Strategic Market Expansion

The announcement represents Coforge's focused approach toward strengthening its position in one of the world's largest IT services markets. The company's strategy emphasizes building substantial, long-term partnerships rather than pursuing numerous smaller engagements.

Strategic Parameter: Details
Target Relationships: 45 highly scalable partnerships
Minimum Value Per Relationship: More than $10 million
Target Market: United States
Execution Entity: Combined company structure

Value-Focused Partnership Model

The initiative demonstrates Coforge's commitment to developing high-value client relationships that can scale effectively over time. By focusing on relationships worth more than $10 million each, the company aims to establish deeper partnerships that provide sustainable revenue streams and long-term growth opportunities.

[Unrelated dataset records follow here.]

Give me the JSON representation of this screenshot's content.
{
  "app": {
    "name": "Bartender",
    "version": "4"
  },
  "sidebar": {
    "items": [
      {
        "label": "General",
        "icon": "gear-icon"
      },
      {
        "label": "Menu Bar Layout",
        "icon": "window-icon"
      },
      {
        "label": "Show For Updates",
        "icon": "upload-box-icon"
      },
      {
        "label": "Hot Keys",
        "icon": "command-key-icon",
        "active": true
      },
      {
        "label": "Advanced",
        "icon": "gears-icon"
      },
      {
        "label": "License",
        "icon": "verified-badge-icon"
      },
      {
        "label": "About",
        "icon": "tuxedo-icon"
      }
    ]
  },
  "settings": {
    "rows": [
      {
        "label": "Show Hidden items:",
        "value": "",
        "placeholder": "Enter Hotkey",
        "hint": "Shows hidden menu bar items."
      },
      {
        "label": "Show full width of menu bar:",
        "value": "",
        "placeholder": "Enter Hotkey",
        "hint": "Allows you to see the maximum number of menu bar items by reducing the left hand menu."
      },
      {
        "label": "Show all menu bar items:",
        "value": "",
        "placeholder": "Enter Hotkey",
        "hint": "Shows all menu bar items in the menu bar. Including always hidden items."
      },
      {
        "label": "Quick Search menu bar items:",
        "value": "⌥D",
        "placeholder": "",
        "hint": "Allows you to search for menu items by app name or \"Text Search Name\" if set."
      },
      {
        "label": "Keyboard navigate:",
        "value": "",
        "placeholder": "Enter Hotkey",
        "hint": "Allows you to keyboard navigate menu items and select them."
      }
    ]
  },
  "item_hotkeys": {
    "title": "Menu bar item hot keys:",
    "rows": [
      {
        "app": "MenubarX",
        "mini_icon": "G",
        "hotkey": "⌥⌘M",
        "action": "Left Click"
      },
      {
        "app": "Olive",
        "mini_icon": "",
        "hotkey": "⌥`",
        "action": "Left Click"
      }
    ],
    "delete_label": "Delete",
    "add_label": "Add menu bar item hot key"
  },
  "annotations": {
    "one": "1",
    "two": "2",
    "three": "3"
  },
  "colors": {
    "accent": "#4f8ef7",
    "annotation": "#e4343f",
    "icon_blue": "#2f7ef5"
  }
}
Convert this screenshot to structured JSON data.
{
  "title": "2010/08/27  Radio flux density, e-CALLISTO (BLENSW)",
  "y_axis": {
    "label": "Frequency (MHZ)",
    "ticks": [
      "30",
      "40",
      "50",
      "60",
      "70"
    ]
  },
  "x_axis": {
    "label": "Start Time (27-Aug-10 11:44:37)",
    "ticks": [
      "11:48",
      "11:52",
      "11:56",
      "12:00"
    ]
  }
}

Combined Company Advantage

Coforge's approach leverages its combined company structure to deliver comprehensive services capable of supporting large-scale client requirements. This organizational framework positions the company to handle complex, multi-faceted projects that typically characterize high-value client relationships in the US market.

The strategic focus on scalable relationships indicates Coforge's intention to build partnerships that can expand and evolve with client needs, ensuring sustained value creation for both parties over extended periods.

Historical Stock Returns for Coforge

1 Day5 Days1 Month6 Months1 Year5 Years
-5.71%-12.36%+4.59%-34.41%-22.15%+101.84%

What specific industry verticals or client segments is Coforge prioritizing to achieve these $10+ million relationships in the US market?

How will Coforge's expansion strategy impact its competitive positioning against established US-based IT services providers like Accenture and IBM?

What timeline has Coforge set for establishing these 45 major client relationships, and what are the key milestones for measuring progress?